Two-dimensional critical systems with mixed boundary conditions: Exact Ising results from conformal invariance and boundary-operator expansions

Abstract

With conformal-invariance methods, Burkhardt, Guim, and Xue studied the critical Ising model, defined on the upper half plane y>0 with different boundary conditions a and b on the negative and positive x axes. For ab=-+ and f+, they determined the one and two-point averages of the spin σ and energy ε. Here +, -, and f stand for spin-up, spin-down, and free-spin boundaries, respectively. The case +-+-+…, where the boundary conditions switch between + and - at arbitrary points, ζ1, ζ2, … on the x axis was also analyzed. In this paper the alternating boundary conditions +f+f+… and the case -f+ of three different boundary conditions are considered. Exact results for the one and two-point averages of σ, ε, and the stress tensor T are derived. Using the results for T, the critical Casimir interaction with the boundary of a wedge-shaped inclusion is analyzed for mixed boundary conditions. The paper also includes a comprehensive discussion of boundary-operator expansions in two-dimensional critical systems with mixed boundary conditions.
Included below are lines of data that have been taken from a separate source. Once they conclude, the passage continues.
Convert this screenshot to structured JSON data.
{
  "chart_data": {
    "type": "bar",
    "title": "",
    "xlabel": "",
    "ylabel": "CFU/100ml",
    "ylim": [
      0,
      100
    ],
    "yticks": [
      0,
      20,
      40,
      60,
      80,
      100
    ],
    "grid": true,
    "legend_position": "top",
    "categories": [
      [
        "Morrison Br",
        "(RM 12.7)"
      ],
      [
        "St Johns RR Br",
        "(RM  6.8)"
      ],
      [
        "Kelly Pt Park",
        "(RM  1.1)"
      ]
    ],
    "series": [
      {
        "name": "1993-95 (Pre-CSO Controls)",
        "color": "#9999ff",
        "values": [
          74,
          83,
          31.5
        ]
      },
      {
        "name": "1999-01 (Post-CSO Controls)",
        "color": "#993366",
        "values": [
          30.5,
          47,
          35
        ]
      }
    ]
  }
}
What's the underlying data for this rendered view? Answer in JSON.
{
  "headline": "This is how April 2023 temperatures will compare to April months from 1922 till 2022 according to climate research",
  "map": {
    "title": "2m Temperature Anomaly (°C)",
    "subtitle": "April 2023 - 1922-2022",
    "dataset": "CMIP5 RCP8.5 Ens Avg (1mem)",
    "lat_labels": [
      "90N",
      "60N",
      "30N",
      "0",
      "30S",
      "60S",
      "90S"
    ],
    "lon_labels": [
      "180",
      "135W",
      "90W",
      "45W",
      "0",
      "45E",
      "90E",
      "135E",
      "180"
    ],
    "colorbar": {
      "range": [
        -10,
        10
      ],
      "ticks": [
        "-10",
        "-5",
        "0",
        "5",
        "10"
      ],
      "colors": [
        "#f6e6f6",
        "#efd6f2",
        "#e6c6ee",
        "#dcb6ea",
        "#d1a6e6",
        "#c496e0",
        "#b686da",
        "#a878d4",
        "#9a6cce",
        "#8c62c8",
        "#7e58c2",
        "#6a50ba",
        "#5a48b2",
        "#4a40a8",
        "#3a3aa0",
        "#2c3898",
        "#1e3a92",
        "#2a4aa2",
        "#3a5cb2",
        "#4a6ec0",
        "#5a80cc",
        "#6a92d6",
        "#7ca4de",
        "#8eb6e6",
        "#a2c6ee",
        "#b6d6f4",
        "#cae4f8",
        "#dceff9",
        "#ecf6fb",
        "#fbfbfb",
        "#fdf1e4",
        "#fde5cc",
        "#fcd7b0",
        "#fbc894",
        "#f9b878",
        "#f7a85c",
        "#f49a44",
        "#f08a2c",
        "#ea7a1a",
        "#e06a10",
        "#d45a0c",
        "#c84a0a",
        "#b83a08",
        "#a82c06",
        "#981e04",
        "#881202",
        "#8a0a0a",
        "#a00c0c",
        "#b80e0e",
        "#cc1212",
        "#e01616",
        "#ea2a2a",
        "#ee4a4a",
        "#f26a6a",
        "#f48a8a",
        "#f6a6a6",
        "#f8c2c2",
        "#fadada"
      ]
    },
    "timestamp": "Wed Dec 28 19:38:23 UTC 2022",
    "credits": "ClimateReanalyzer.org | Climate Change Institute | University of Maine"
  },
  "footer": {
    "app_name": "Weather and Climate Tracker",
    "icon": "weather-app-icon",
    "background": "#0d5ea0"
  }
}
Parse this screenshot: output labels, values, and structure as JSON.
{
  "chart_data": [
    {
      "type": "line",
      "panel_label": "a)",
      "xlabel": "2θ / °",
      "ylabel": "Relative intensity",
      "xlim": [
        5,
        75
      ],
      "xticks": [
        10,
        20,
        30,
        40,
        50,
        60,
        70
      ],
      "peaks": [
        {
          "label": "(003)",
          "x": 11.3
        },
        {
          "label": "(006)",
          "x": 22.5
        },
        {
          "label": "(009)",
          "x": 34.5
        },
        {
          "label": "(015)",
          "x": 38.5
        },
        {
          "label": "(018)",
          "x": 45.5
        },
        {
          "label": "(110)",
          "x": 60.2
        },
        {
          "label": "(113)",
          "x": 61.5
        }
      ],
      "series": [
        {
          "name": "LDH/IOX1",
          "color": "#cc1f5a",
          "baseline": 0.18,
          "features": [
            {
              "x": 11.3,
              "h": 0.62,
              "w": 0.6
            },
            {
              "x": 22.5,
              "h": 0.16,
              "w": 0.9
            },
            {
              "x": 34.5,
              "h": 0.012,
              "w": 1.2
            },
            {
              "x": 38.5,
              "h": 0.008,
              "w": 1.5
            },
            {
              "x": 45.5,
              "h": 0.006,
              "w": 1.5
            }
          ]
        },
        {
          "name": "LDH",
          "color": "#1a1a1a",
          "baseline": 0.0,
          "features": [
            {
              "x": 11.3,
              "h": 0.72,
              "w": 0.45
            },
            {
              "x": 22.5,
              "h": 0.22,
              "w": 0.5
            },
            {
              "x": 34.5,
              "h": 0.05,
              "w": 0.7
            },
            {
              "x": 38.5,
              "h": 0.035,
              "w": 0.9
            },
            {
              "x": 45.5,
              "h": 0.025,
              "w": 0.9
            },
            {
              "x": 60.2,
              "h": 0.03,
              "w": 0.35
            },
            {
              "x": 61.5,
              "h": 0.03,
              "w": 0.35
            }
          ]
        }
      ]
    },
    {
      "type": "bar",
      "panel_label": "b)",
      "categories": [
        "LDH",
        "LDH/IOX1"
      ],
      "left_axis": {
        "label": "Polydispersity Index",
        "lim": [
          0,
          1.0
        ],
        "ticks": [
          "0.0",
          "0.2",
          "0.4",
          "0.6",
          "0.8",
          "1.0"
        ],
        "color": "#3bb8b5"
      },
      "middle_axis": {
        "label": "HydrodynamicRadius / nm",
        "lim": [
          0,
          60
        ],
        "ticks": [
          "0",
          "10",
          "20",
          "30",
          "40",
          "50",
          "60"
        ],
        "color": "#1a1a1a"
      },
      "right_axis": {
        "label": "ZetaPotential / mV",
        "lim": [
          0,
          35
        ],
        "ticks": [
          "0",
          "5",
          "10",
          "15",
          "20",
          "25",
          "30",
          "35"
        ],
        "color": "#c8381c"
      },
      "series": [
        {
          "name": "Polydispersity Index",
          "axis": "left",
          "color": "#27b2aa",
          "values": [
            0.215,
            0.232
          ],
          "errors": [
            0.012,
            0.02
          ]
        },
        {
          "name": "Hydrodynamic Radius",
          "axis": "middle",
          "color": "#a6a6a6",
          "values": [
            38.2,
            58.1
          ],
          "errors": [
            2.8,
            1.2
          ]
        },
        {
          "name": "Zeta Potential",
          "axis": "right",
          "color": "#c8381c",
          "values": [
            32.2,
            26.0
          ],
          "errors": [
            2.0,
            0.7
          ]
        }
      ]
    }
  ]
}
Two types of expansions - away from switching points of the boundary condition and at switching points - are considered. The asymptotic behavior of two-point averages is expressed in terms of one-point averages with the help of the expansions. We also consider the strip geometry with mixed boundary conditions and derive the distant-wall corrections to one-point averages near one edge due to the other edge using the boundary-operator expansions. The predictions of the boundary-operator expansions are consistent with exact results for Ising systems.